Zimbabwe: Bail refused in Facebook case

A court has refused bail to Vikas Mavhudzi, who was arrested on charges of subversion for a Facebook remark. He had posted a comment on Zimbabwean Prime Minister Morgan Tsvangirai’s Facebook page about the Egyptian uprisings. In February 46 people were arrested and charged with treason for watching videos of the uprisings in Tunisia and Egypt.

Libya: New York Times journalists to be freed

Four New York Times journalists who had gone missing in Libya will be released soon, it was reported on Friday. The journalists had entered Libya through Egypt and were reporting from the rebel held city of Ajdabiya, which was then overrun by the pro-Gadaffi army and they were arrested. Libyan officials have indicated that the journalists will be released very soon. Four Al Jazeera journalists are also said to be in custody in Tripoli, while two Agence France-Presse journalists and a Getty Images photographer have been missing in Libya since Saturday.

Assange breaks his silence at Cambridge Union

Speaking publicly for the first time in four months, Julian Assange addressed the Cambridge Union on Tuesday. Members waited for hours in a queue around the building; many did not make it inside and watched it on screens elsewhere in the Union.

For legal reasons, the boundaries of Assange’s talk were clearly defined before he began. He would talk only of the leaked cables and not sexual assault allegations.

He barely acknowledged the rapturous applause and seemed drained by his experiences. He began by drawing on Orwell:

“He who controls the present controls the past. He who controls the past controls the future.”

This was the first of a number of lofty allusions which peppered Assange’s rhetoric. He referred to the radical publishers stifled by the licensing system of the 1640s; and Soviet attempts to alter encyclopaedia entries. He described his theme as “the privatisation of censorship”.

His speech focused on political events surrounding the publication of Wikileaks cables. He quoted figures revealed in the Iraq War logs and the Tunisian cables about Ben Ali. Assange praised the online resurrection of Al Akbhar, an Arabic newspaper which had published several Wikileaks cables.
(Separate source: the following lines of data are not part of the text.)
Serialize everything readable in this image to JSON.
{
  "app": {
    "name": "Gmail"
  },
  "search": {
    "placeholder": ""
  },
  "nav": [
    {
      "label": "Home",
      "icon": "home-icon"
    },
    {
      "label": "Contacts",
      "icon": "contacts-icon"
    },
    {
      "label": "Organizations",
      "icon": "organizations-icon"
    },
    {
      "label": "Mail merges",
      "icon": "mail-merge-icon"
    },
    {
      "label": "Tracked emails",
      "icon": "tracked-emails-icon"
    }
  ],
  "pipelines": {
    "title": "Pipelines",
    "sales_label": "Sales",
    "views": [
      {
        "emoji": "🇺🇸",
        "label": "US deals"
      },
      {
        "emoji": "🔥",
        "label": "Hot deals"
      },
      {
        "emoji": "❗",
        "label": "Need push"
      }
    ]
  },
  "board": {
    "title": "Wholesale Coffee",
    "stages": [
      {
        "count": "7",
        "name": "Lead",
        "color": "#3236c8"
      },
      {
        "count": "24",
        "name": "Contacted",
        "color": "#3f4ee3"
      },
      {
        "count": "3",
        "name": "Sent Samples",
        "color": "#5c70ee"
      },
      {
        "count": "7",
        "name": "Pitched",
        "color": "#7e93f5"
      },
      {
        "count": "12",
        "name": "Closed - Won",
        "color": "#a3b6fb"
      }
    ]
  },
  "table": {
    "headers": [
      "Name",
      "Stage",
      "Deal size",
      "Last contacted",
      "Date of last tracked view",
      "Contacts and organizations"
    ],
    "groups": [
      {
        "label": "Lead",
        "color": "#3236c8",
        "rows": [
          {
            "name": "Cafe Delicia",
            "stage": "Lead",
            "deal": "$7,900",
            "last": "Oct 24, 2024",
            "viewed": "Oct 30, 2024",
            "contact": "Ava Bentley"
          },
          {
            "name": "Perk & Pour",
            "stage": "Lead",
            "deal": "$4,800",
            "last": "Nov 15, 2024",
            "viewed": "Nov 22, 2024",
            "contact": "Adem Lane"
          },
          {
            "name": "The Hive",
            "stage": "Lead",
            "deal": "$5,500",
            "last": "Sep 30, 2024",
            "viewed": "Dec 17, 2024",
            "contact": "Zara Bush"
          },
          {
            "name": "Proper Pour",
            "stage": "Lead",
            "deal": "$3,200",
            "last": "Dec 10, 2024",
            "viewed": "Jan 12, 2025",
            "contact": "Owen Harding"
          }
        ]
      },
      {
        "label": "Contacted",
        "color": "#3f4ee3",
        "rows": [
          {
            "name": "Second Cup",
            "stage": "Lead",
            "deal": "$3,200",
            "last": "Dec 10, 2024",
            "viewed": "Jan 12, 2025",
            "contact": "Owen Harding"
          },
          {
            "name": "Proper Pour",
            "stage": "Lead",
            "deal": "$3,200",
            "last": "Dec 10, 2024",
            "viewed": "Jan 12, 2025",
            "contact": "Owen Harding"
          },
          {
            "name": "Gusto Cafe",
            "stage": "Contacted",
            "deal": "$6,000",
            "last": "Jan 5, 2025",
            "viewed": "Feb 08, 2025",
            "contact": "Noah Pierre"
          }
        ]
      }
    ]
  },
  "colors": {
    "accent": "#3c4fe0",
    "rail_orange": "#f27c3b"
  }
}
It was subjected to Denial of Service attacks and banned by the Tunisian government. Assange described a period where visitors to the newspaper’s website were redirected to a Saudi “sex site”. The publication returned to the internet earlier in the day.

He claimed Wikileaks prevented Joe Biden from maintaining that Mubarak was not a dictator and was critical of America’s relations with the Middle East. He was disparaging about Hillary Clinton’s comments on the role of the internet. Whilst he acknowledged that Twitter and Facebook had played a part in the uprisings, he said that Al Jazeera had been far more influential.

The Egyptian revolutionaries’ handbook explicitly and repeatedly warned against using Facebook and Twitter, he said, following a brutal lesson when previous revolution attempts used these media. He claimed that officials used Facebook to “round up all the principal participants” who “were then beaten, interrogated and incarcerated”. He used this to support his opinion that the internet is “the greatest spying machine the world has ever seen.”

Answering questions following the speech, he said he recognised the importance of the rule of law, but said that there were certain situations where he believed citizens must break the law. The most contentious question concerned the detention of Private Bradley Manning. The Cambridge Union’s president intervened as this did not fall within the strict remit of the talk, but Assange answered anyway.

He explained that Wikileaks operated a technological system whereby sources were unknown, as “the best way to keep a secret is not to have it in the first place”. He expressed his sadness at Manning’s plight and accepted that Wikileaks would have some responsibility if he actually had been a source. He claimed that Manning was arrested following revelations to Wired magazine.